Assuming the pilot delivers the results he expects, Haydar believes signing up hospitals will be a matter of addressing logistical challenges more than convincing them of a need for the investment.
That’s because improving the patient experience isn’t just a feel-good initiative for hospitals—it impacts a hospital’s bottom line. The Centers for Medicare & Medicaid Services releases a small portion of a hospital’s federal reimbursement dollars based on the results of healthcare outcomes, known as value-based purchasing. This system, established by the Affordable Care Act, implements a pay-for-performance approach. Of that withheld amount, 25% is attributed to patient-experience metrics. That means that if patient surveys come back negative, the hospital doesn’t receive as much money.
For a 600-bed hospital like Maine Med that could mean roughly $500,000 is at risk, Haydar says. So there’s a true business case for investing in technology that could improve the patient experience and boost the scores on those patient-satisfaction surveys.
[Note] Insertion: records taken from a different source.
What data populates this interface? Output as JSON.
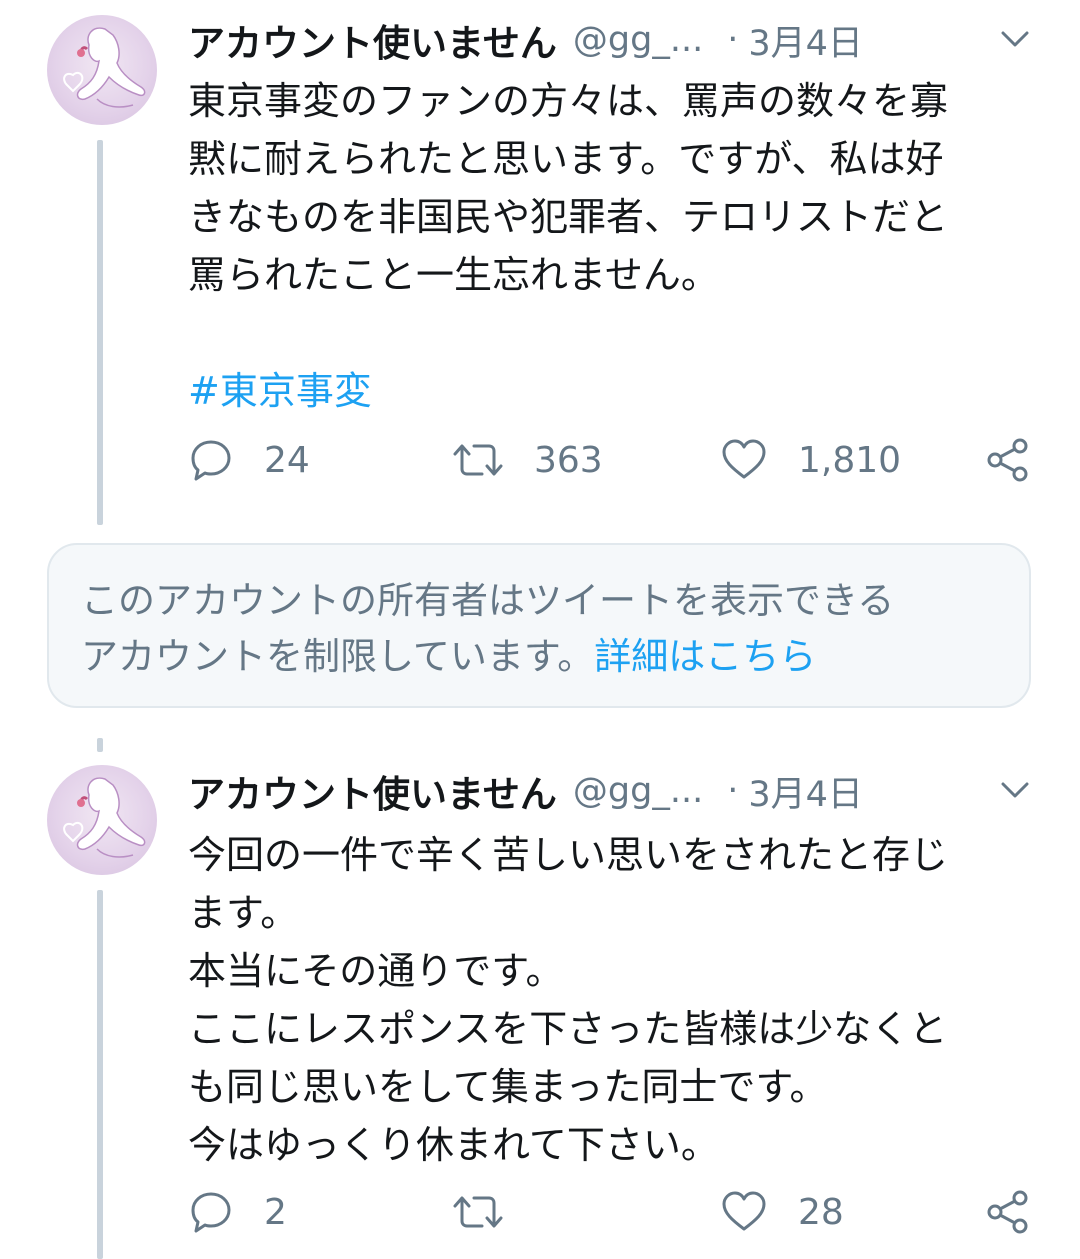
{
  "tweets": [
    {
      "display_name": "アカウント使いません",
      "handle": "@gg_...",
      "separator": "·",
      "date": "3月4日",
      "avatar_icon": "avatar-illustration-icon",
      "body_lines": [
        "東京事変のファンの方々は、罵声の数々を寡",
        "黙に耐えられたと思います。ですが、私は好",
        "きなものを非国民や犯罪者、テロリストだと",
        "罵られたこと一生忘れません。"
      ],
      "hashtag": "#東京事変",
      "replies": "24",
      "retweets": "363",
      "likes": "1,810"
    },
    {
      "display_name": "アカウント使いません",
      "handle": "@gg_...",
      "separator": "·",
      "date": "3月4日",
      "avatar_icon": "avatar-illustration-icon",
      "body_lines": [
        "今回の一件で辛く苦しい思いをされたと存じ",
        "ます。",
        "本当にその通りです。",
        "ここにレスポンスを下さった皆様は少なくと",
        "も同じ思いをして集まった同士です。",
        "今はゆっくり休まれて下さい。"
      ],
      "replies": "2",
      "retweets": "",
      "likes": "28"
    }
  ],
  "notice": {
    "line1": "このアカウントの所有者はツイートを表示できる",
    "line2": "アカウントを制限しています。",
    "link": "詳細はこちら"
  },
  "icons": {
    "reply": "reply-icon",
    "retweet": "retweet-icon",
    "like": "heart-icon",
    "share": "share-icon",
    "menu": "chevron-down-icon"
  },
  "colors": {
    "link": "#1da1f2",
    "secondary_text": "#657786",
    "thread_line": "#c9d3dc",
    "notice_bg": "#f5f8fa"
  }
}
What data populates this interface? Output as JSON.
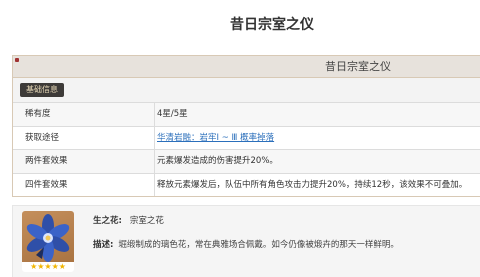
{
  "page": {
    "title": "昔日宗室之仪"
  },
  "infobox": {
    "header_title": "昔日宗室之仪",
    "tab_label": "基础信息",
    "rows": [
      {
        "label": "稀有度",
        "value": "4星/5星",
        "is_link": false
      },
      {
        "label": "获取途径",
        "value": "华清岩融：岩牢Ⅰ ~ Ⅲ 概率掉落",
        "is_link": true
      },
      {
        "label": "两件套效果",
        "value": "元素爆发造成的伤害提升20%。",
        "is_link": false
      },
      {
        "label": "四件套效果",
        "value": "释放元素爆发后，队伍中所有角色攻击力提升20%，持续12秒，该效果不可叠加。",
        "is_link": false
      }
    ]
  },
  "piece": {
    "slot_label": "生之花:",
    "name": "宗室之花",
    "desc_label": "描述:",
    "description": "堀缎制成的璃色花，常在典雅场合佩戴。如今仍像被煅卉的那天一样鲜明。",
    "stars": "★★★★★",
    "icon": "blue-flower-icon"
  },
  "colors": {
    "link": "#2b6fbb",
    "star": "#f2b500",
    "chip_bg": "#3d3a38",
    "chip_text": "#e8d9b8",
    "accent_border": "#d8c9b5"
  }
}
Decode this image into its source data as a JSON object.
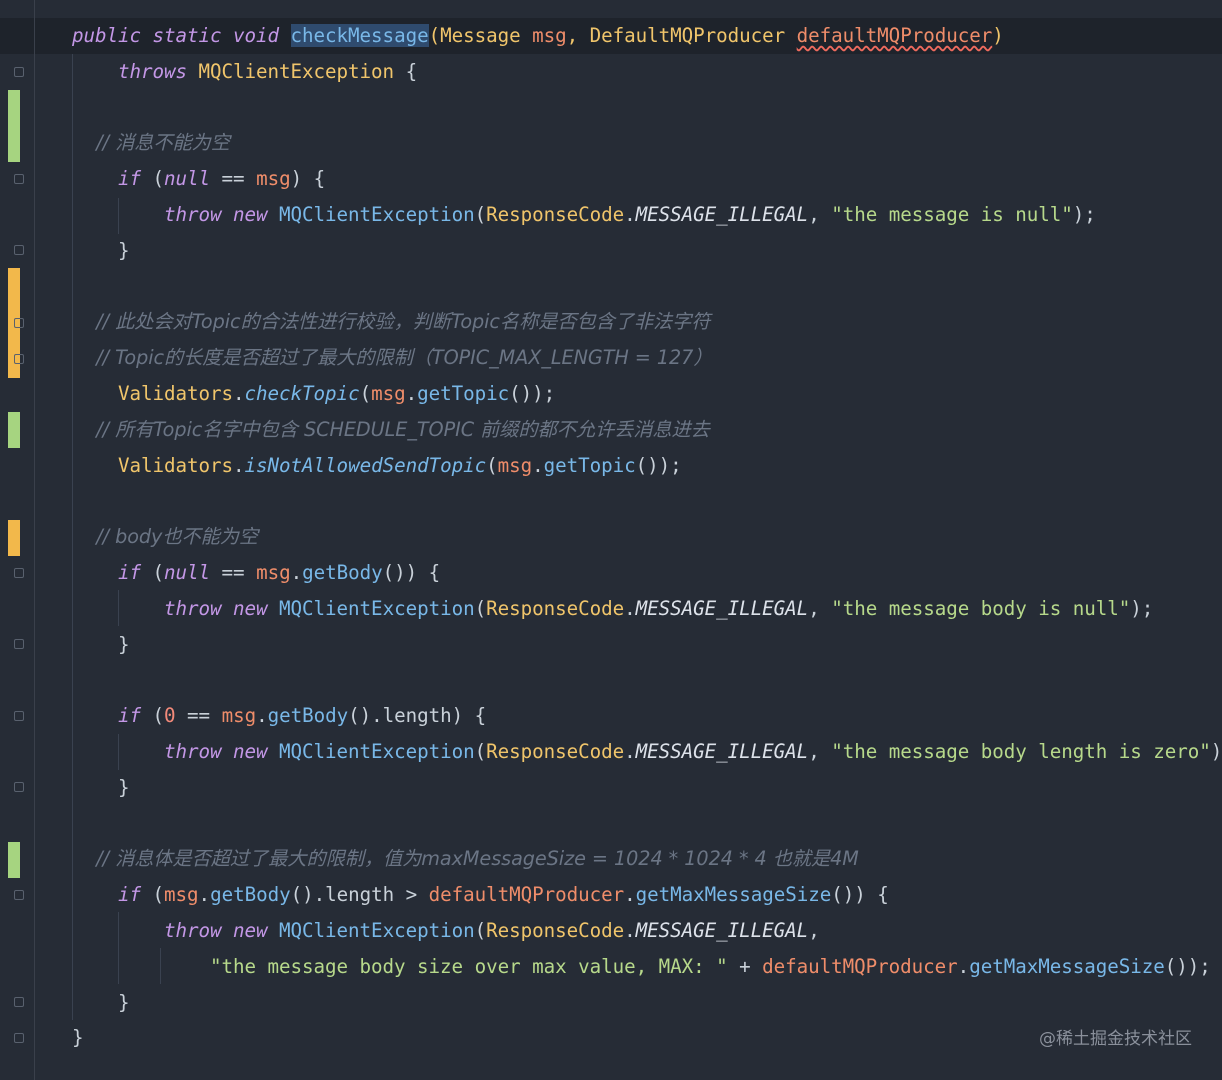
{
  "colors": {
    "background": "#262c36",
    "keyword": "#c397e6",
    "type": "#f0c56b",
    "param": "#ef8d6a",
    "method": "#79b8e8",
    "string": "#b7d98b",
    "comment": "#6b7585",
    "change_added": "#a6d480",
    "change_modified": "#f2b84b"
  },
  "lines": [
    {
      "k": "highlight",
      "t": [
        [
          "kw",
          "public static void "
        ],
        [
          "sel",
          "checkMessage"
        ],
        [
          "type",
          "(Message "
        ],
        [
          "param",
          "msg"
        ],
        [
          "type",
          ", DefaultMQProducer "
        ],
        [
          "param squiggle",
          "defaultMQProducer"
        ],
        [
          "type",
          ")"
        ]
      ]
    },
    {
      "t": [
        [
          "kw",
          "    throws "
        ],
        [
          "type",
          "MQClientException "
        ],
        [
          "punct",
          "{"
        ]
      ]
    },
    {
      "t": []
    },
    {
      "t": [
        [
          "comment",
          "    // 消息不能为空"
        ]
      ]
    },
    {
      "t": [
        [
          "kw",
          "    if "
        ],
        [
          "punct",
          "("
        ],
        [
          "nullkw",
          "null"
        ],
        [
          "punct",
          " == "
        ],
        [
          "param",
          "msg"
        ],
        [
          "punct",
          ") {"
        ]
      ]
    },
    {
      "t": [
        [
          "kw",
          "        throw new "
        ],
        [
          "klass",
          "MQClientException"
        ],
        [
          "punct",
          "("
        ],
        [
          "type",
          "ResponseCode"
        ],
        [
          "punct",
          "."
        ],
        [
          "const",
          "MESSAGE_ILLEGAL"
        ],
        [
          "punct",
          ", "
        ],
        [
          "str",
          "\"the message is null\""
        ],
        [
          "punct",
          ");"
        ]
      ]
    },
    {
      "t": [
        [
          "punct",
          "    }"
        ]
      ]
    },
    {
      "t": []
    },
    {
      "t": [
        [
          "comment",
          "    // 此处会对Topic的合法性进行校验，判断Topic名称是否包含了非法字符"
        ]
      ]
    },
    {
      "t": [
        [
          "comment",
          "    // Topic的长度是否超过了最大的限制（TOPIC_MAX_LENGTH = 127）"
        ]
      ]
    },
    {
      "t": [
        [
          "type",
          "    Validators"
        ],
        [
          "punct",
          "."
        ],
        [
          "fn-italic",
          "checkTopic"
        ],
        [
          "punct",
          "("
        ],
        [
          "param",
          "msg"
        ],
        [
          "punct",
          "."
        ],
        [
          "method",
          "getTopic"
        ],
        [
          "punct",
          "());"
        ]
      ]
    },
    {
      "t": [
        [
          "comment",
          "    // 所有Topic名字中包含 SCHEDULE_TOPIC 前缀的都不允许丢消息进去"
        ]
      ]
    },
    {
      "t": [
        [
          "type",
          "    Validators"
        ],
        [
          "punct",
          "."
        ],
        [
          "fn-italic",
          "isNotAllowedSendTopic"
        ],
        [
          "punct",
          "("
        ],
        [
          "param",
          "msg"
        ],
        [
          "punct",
          "."
        ],
        [
          "method",
          "getTopic"
        ],
        [
          "punct",
          "());"
        ]
      ]
    },
    {
      "t": []
    },
    {
      "t": [
        [
          "comment",
          "    // body也不能为空"
        ]
      ]
    },
    {
      "t": [
        [
          "kw",
          "    if "
        ],
        [
          "punct",
          "("
        ],
        [
          "nullkw",
          "null"
        ],
        [
          "punct",
          " == "
        ],
        [
          "param",
          "msg"
        ],
        [
          "punct",
          "."
        ],
        [
          "method",
          "getBody"
        ],
        [
          "punct",
          "()) {"
        ]
      ]
    },
    {
      "t": [
        [
          "kw",
          "        throw new "
        ],
        [
          "klass",
          "MQClientException"
        ],
        [
          "punct",
          "("
        ],
        [
          "type",
          "ResponseCode"
        ],
        [
          "punct",
          "."
        ],
        [
          "const",
          "MESSAGE_ILLEGAL"
        ],
        [
          "punct",
          ", "
        ],
        [
          "str",
          "\"the message body is null\""
        ],
        [
          "punct",
          ");"
        ]
      ]
    },
    {
      "t": [
        [
          "punct",
          "    }"
        ]
      ]
    },
    {
      "t": []
    },
    {
      "t": [
        [
          "kw",
          "    if "
        ],
        [
          "punct",
          "("
        ],
        [
          "num",
          "0"
        ],
        [
          "punct",
          " == "
        ],
        [
          "param",
          "msg"
        ],
        [
          "punct",
          "."
        ],
        [
          "method",
          "getBody"
        ],
        [
          "punct",
          "().length) {"
        ]
      ]
    },
    {
      "t": [
        [
          "kw",
          "        throw new "
        ],
        [
          "klass",
          "MQClientException"
        ],
        [
          "punct",
          "("
        ],
        [
          "type",
          "ResponseCode"
        ],
        [
          "punct",
          "."
        ],
        [
          "const",
          "MESSAGE_ILLEGAL"
        ],
        [
          "punct",
          ", "
        ],
        [
          "str",
          "\"the message body length is zero\""
        ],
        [
          "punct",
          ");"
        ]
      ]
    },
    {
      "t": [
        [
          "punct",
          "    }"
        ]
      ]
    },
    {
      "t": []
    },
    {
      "t": [
        [
          "comment",
          "    // 消息体是否超过了最大的限制，值为maxMessageSize = 1024 * 1024 * 4 也就是4M"
        ]
      ]
    },
    {
      "t": [
        [
          "kw",
          "    if "
        ],
        [
          "punct",
          "("
        ],
        [
          "param",
          "msg"
        ],
        [
          "punct",
          "."
        ],
        [
          "method",
          "getBody"
        ],
        [
          "punct",
          "().length > "
        ],
        [
          "param",
          "defaultMQProducer"
        ],
        [
          "punct",
          "."
        ],
        [
          "method",
          "getMaxMessageSize"
        ],
        [
          "punct",
          "()) {"
        ]
      ]
    },
    {
      "t": [
        [
          "kw",
          "        throw new "
        ],
        [
          "klass",
          "MQClientException"
        ],
        [
          "punct",
          "("
        ],
        [
          "type",
          "ResponseCode"
        ],
        [
          "punct",
          "."
        ],
        [
          "const",
          "MESSAGE_ILLEGAL"
        ],
        [
          "punct",
          ","
        ]
      ]
    },
    {
      "t": [
        [
          "str",
          "            \"the message body size over max value, MAX: \""
        ],
        [
          "punct",
          " + "
        ],
        [
          "param",
          "defaultMQProducer"
        ],
        [
          "punct",
          "."
        ],
        [
          "method",
          "getMaxMessageSize"
        ],
        [
          "punct",
          "());"
        ]
      ]
    },
    {
      "t": [
        [
          "punct",
          "    }"
        ]
      ]
    },
    {
      "t": [
        [
          "punct",
          "}"
        ]
      ]
    }
  ],
  "watermark": "@稀土掘金技术社区"
}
As previously mentioned, there’s also a direct link between how engaged a patient is in their care and health outcomes.
“If you look at it from the ROI for a hospital, they’re at risk of losing significant money and this is one solution that could help,” Haydar said.
Haydar’s revenue projections as of now assume a pricing model that would charge hospitals $2 for every ER visit. He estimates the average hospital has 50,000 ER visits a year, so would be required to pay a $100,000 annual fee. Maine Med has an average of 75,000 ER visits each year, while larger hospitals have twice as many annual ER visits.
“If every hospital in the country were to use it, there’s huge potential from a business standpoint,” Haydar says. “How huge it gets? I have no idea.”